I learned of this extra-level of punishment through first-hand experience. In 2003, when I was 20, I committed a robbery. It was a horrible decision that ultimately landed me in the New York state prison system for six and a half years. During my incarceration, as many people do, I underwent a transformation. After I got out, I became an HIV/AIDS counselor, started a family, and earned a college degree. I was two weeks away from getting a Master’s in Social Work when immigration agents showed up at my house one morning in May 2014 and, with my wife and two young daughters looking on, hauled me off into immigration detention.
 
To be snatched away from my family; to hear my wife cry and my daughters ask when I was coming home; to see everything we had worked hard for since my release fall apart before our eyes, and me being powerless to do anything about it; to be perpetually punished for one frame in the movie called my life despite all I had done since my release — this was hardest struggle I’ve ever undergone; harder than my six years in state prison.
 
My mother brought me to the U.S. from Guyana when I was six years old. I was a lawful permanent resident with a green card, but I was shocked to find out that I was subject to mandatory detention and deportation based solely on my criminal conviction.
 
It wasn’t always like this. Before 1996, an immigrant with a criminal conviction could still be deported, but that person generally had the right to a fair day in immigration court, before a judge with the discretion to weigh all the individual circumstances of a case — how long they’d been in the U.S., whether they had family here, how long ago the offense occurred — and rule against deportation if appropriate. But harsh immigration laws passed that year severely curtailed judicial discretion.
 
It took the extraordinary efforts of my community, led by the nonprofit Immigrant Defense Project and the Fortune Society, among many others, to convince the immigration prosecutor to make an exception and release me. Prosecutors rarely use their discretion in cases like mine, so I was very fortunate.
 
On December 31, 2014, I was one of only two people to receive a pardon from New York Gov. Andrew Cuomo. In granting pardons, the governor has recognized and acknowledged that people are more than just their criminal records.
 
Every year in the United States, tens of thousands of immigrants suffer the fate that was almost mine and are snatched from their families based on a past offense. Many of these offenses stem from 90s-era criminal laws that led to the arrest and incarceration of mostly black and brown men. At the same time, a dramatic increase in federal criminal prosecutions of non-citizens for immigration offenses — traditionally considered a civil matter — has further swelled the number of immigrants with convictions.
 
Far from scaling back on immigration prosecutions or mandatory deportation, the federal government is moving in the opposite direction. The U.S. Congress is considering a new mandatory minimum sentence for nonviolent immigration offenses.

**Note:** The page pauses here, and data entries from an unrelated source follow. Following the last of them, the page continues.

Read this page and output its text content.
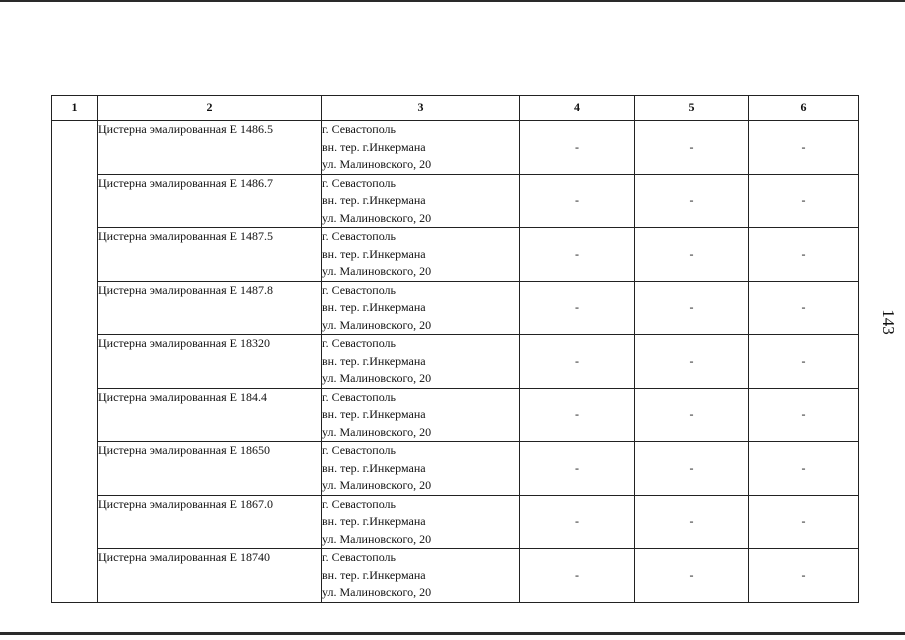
1	2	3	4	5	6
	Цистерна эмалированная Е 1486.5	г. Севастополь
вн. тер. г.Инкермана
ул. Малиновского, 20	-	-	-
	Цистерна эмалированная Е 1486.7	г. Севастополь
вн. тер. г.Инкермана
ул. Малиновского, 20	-	-	-
	Цистерна эмалированная Е 1487.5	г. Севастополь
вн. тер. г.Инкермана
ул. Малиновского, 20	-	-	-
	Цистерна эмалированная Е 1487.8	г. Севастополь
вн. тер. г.Инкермана
ул. Малиновского, 20	-	-	-
	Цистерна эмалированная Е 18320	г. Севастополь
вн. тер. г.Инкермана
ул. Малиновского, 20	-	-	-
	Цистерна эмалированная Е 184.4	г. Севастополь
вн. тер. г.Инкермана
ул. Малиновского, 20	-	-	-
	Цистерна эмалированная Е 18650	г. Севастополь
вн. тер. г.Инкермана
ул. Малиновского, 20	-	-	-
	Цистерна эмалированная Е 1867.0	г. Севастополь
вн. тер. г.Инкермана
ул. Малиновского, 20	-	-	-
	Цистерна эмалированная Е 18740	г. Севастополь
вн. тер. г.Инкермана
ул. Малиновского, 20	-	-	-
143
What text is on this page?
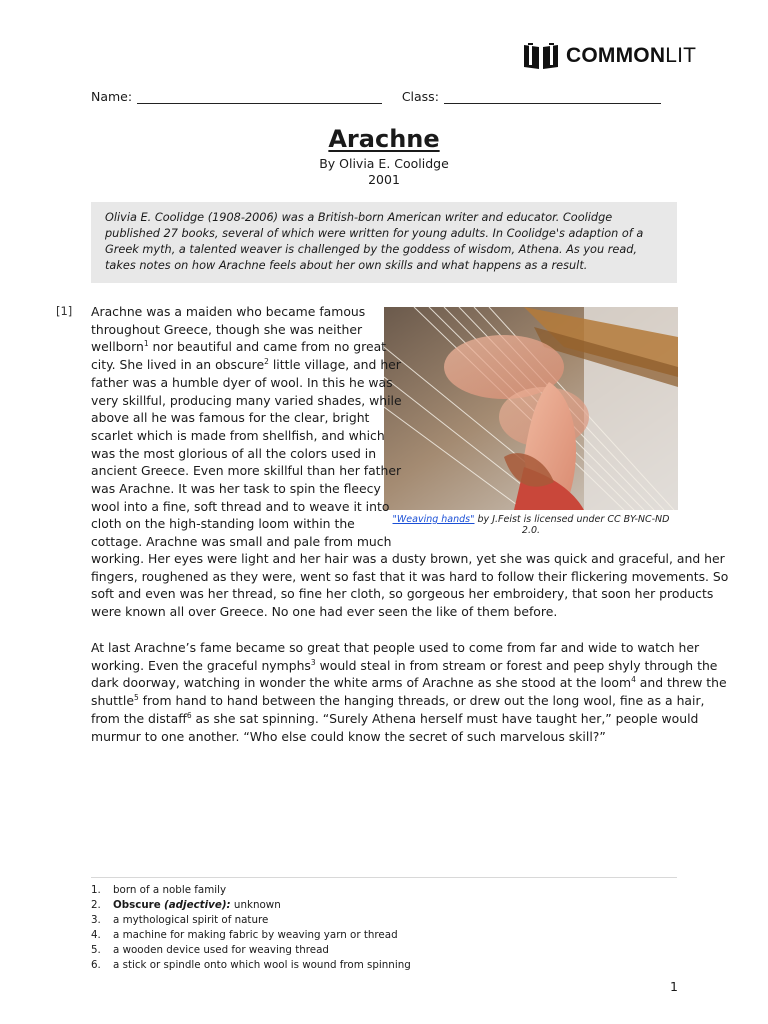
COMMONLIT
Name:	Class:
Arachne
By Olivia E. Coolidge
2001
Olivia E. Coolidge (1908-2006) was a British-born American writer and educator. Coolidge published 27 books, several of which were written for young adults. In Coolidge's adaption of a Greek myth, a talented weaver is challenged by the goddess of wisdom, Athena. As you read, takes notes on how Arachne feels about her own skills and what happens as a result.
[1]
"Weaving hands" by J.Feist is licensed under CC BY-NC-ND 2.0.
Arachne was a maiden who became famous
throughout Greece, though she was neither
wellborn$^1$ nor beautiful and came from no great
city. She lived in an obscure$^2$ little village, and her
father was a humble dyer of wool. In this he was
very skillful, producing many varied shades, while
above all he was famous for the clear, bright
scarlet which is made from shellfish, and which
was the most glorious of all the colors used in
ancient Greece. Even more skillful than her father
was Arachne. It was her task to spin the fleecy
wool into a fine, soft thread and to weave it into
cloth on the high-standing loom within the
cottage. Arachne was small and pale from much
working. Her eyes were light and her hair was a dusty brown, yet she was quick and graceful, and her
fingers, roughened as they were, went so fast that it was hard to follow their flickering movements. So
soft and even was her thread, so fine her cloth, so gorgeous her embroidery, that soon her products
were known all over Greece. No one had ever seen the like of them before.
At last Arachne’s fame became so great that people used to come from far and wide to watch her
working. Even the graceful nymphs$^3$ would steal in from stream or forest and peep shyly through the
dark doorway, watching in wonder the white arms of Arachne as she stood at the loom$^4$ and threw the
shuttle$^5$ from hand to hand between the hanging threads, or drew out the long wool, fine as a hair,
from the distaff$^6$ as she sat spinning. “Surely Athena herself must have taught her,” people would
murmur to one another. “Who else could know the secret of such marvelous skill?”
1.	born of a noble family
2.	Obscure
(adjective): unknown
3.	a mythological spirit of nature
4.	a machine for making fabric by weaving yarn or thread
5.	a wooden device used for weaving thread
6.	a stick or spindle onto which wool is wound from spinning
1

The Obama administration, and many of the presidential candidates, list immigrants with criminal histories as a top priority for deportation.
 
In justifying these policies, administration officials talk about targeting “felons, not families.” But to frame the issue in these terms is to undermine all of the gains in both perspective and policy that we have made in the criminal justice context, without which my pardon would never have been possible.
 
We’ve learned the costs of overly rigid and punitive policies that brand people as “criminals” for a life-time. Politicians from both parties have rightly called for an end to the discredited “tough on crime” policies of the 1990s. However, equally deserving of the same level of scrutiny, rejection and regret are the harsh immigration laws passed in this same era.

Khalil A. Cumberbatch is a formerly incarcerated advocate for social justice movements in New York City.